WHAT CO-OP/CONDO BUYERS NEED TO KNOW

Co-op and Condo Sales Worst Since the Great Recession

Manhattan

Worst Market

The supply of billionaires, it turns out, is not endless.

Oct. 7, 2019

If there were any lingering doubts about New York City real estate now being a buyer’s market, they have been formally laid to rest. CNN reports that the average sale price for condos and co-ops in Manhattan was $1.66 million during the third quarter of this year, down 14 percent from last year, according to a report from Douglas Elliman Real Estate. The number of sales fell by an identical 14 percent year-over-year, marking the lowest third-quarter sales total since the financial crisis. 

"This is the worst real estate market we've seen since 2008 – the worst for sellers," says Shaun Osher, founder and broker at Core Real Estate. "We are fully in a buyer's market.

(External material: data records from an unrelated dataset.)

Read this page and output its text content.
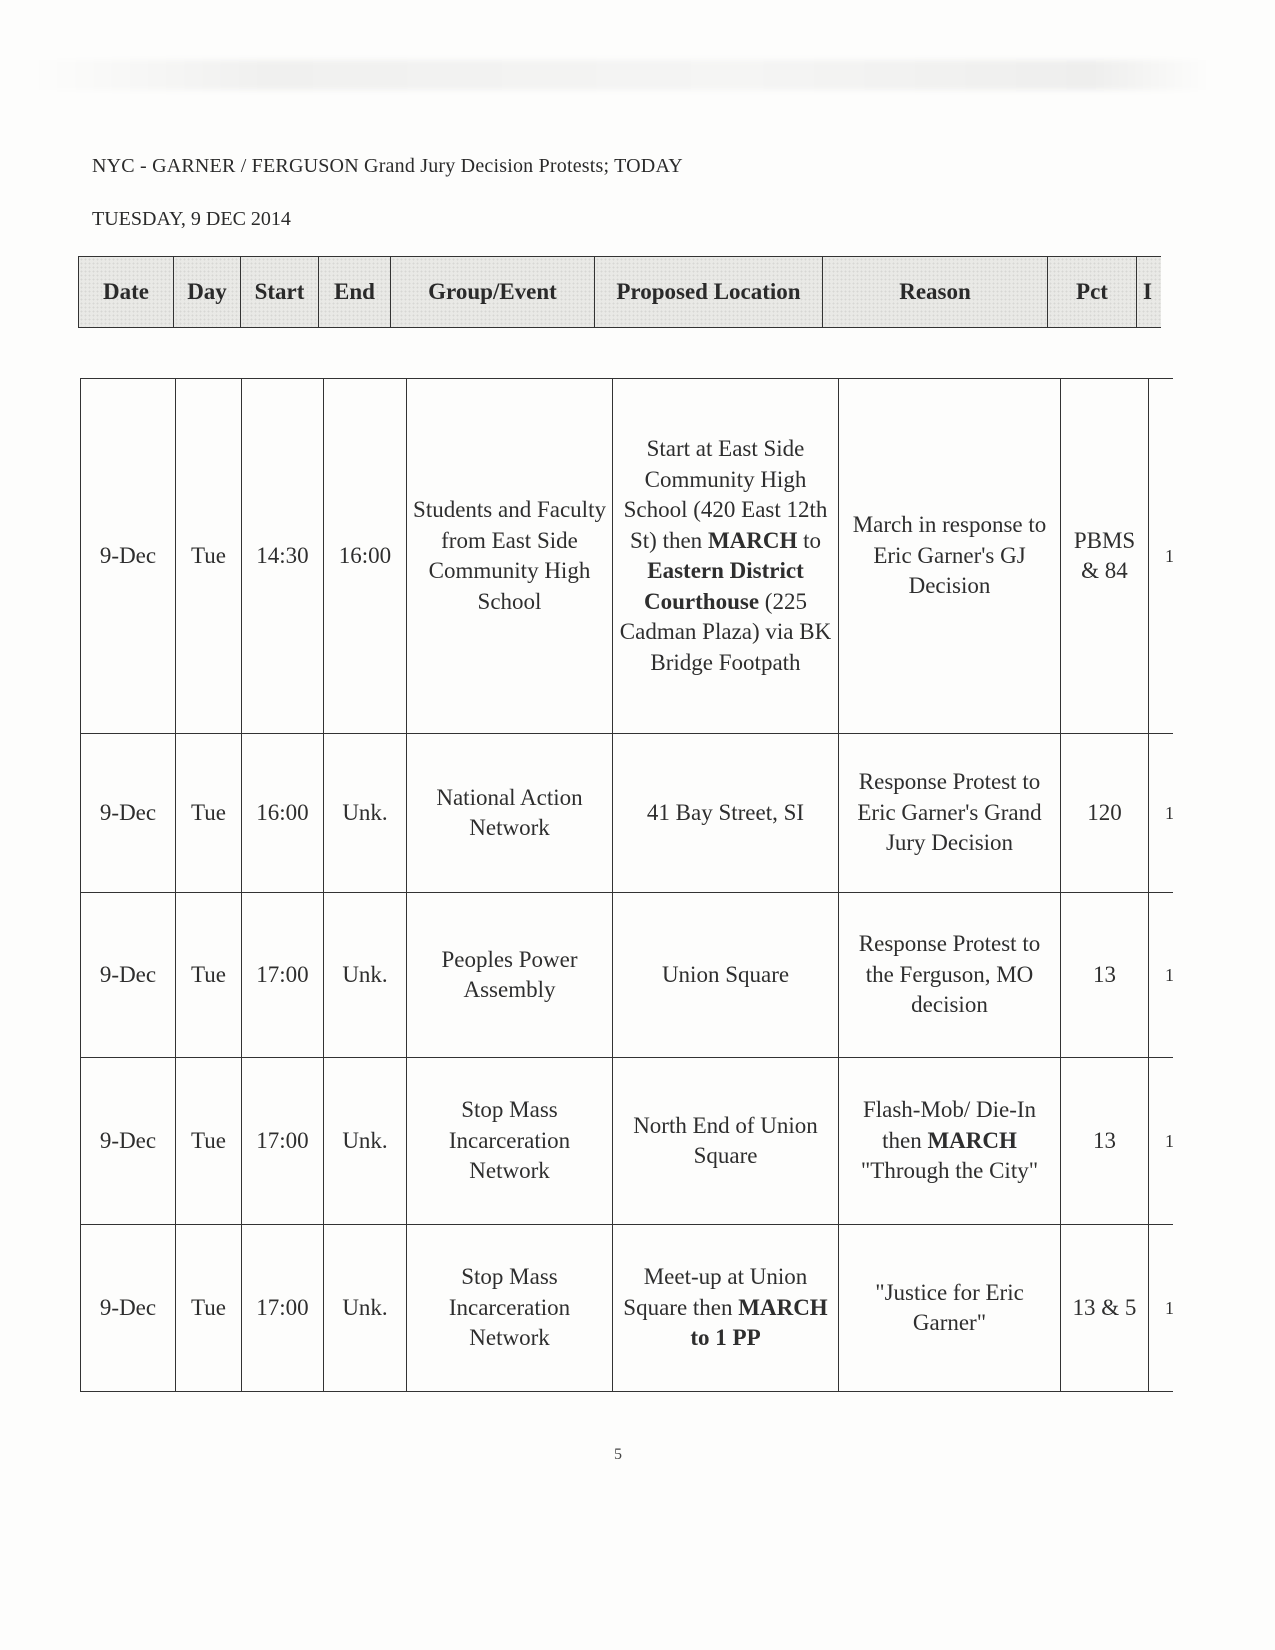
NYC - GARNER / FERGUSON Grand Jury Decision Protests; TODAY
TUESDAY, 9 DEC 2014
Date	Day	Start	End	Group/Event	Proposed Location	Reason	Pct	I
9-Dec	Tue	14:30	16:00	Students and Faculty from East Side Community High School	Start at East Side Community High School (420 East 12th St) then MARCH to Eastern District Courthouse (225 Cadman Plaza) via BK Bridge Footpath	March in response to Eric Garner's GJ Decision	PBMS & 84	1
9-Dec	Tue	16:00	Unk.	National Action Network	41 Bay Street, SI	Response Protest to Eric Garner's Grand Jury Decision	120	1
9-Dec	Tue	17:00	Unk.	Peoples Power Assembly	Union Square	Response Protest to the Ferguson, MO decision	13	1
9-Dec	Tue	17:00	Unk.	Stop Mass Incarceration Network	North End of Union Square	Flash-Mob/ Die-In then MARCH "Through the City"	13	1
9-Dec	Tue	17:00	Unk.	Stop Mass Incarceration Network	Meet-up at Union Square then MARCH to 1 PP	"Justice for Eric Garner"	13 & 5	1
5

Now is one of the most opportune times to buy that I've seen in 30 years in real estate." 

One reason sales dropped so dramatically was because many buyers rushed to the market during the second quarter in order to avoid a pair of tax increases that went into effect July 1. The so-called “mansion tax” has cost homebuyers paying at least $1 million an extra 1 percent on the purchase price, but now the rate grows incrementally and tops out at 3.9 percent for homes selling for $25 million or more. The transfer tax starts at 1.4 percent for homes costing less than $500,000 and peaks at a bit more than 2 percent for dwellings reaching the $25 million mark. 

Jonathan Miller of appraisal and consulting firm Miller Samuel and the author of the Douglas Elliman report says that the drop in prices could have been even greater if it weren't for low interest rates, which increased the number of homebuyers purchasing with a mortgage

Ironically, the higher the price of the apartment, the lower the reliance on financing. In the past, 80 percent of home sales of more than $5 million were bought with cash. But in this past quarter, a little less than half of the buyers making purchases of $5 million or more were paying all cash, suggesting that deep-pocketed investors and foreign buyers are making up less of the market now than they used to. Miller says the belief that there was “an endless supply of billionaires” has not panned out. “This,” he adds, “is the correction.”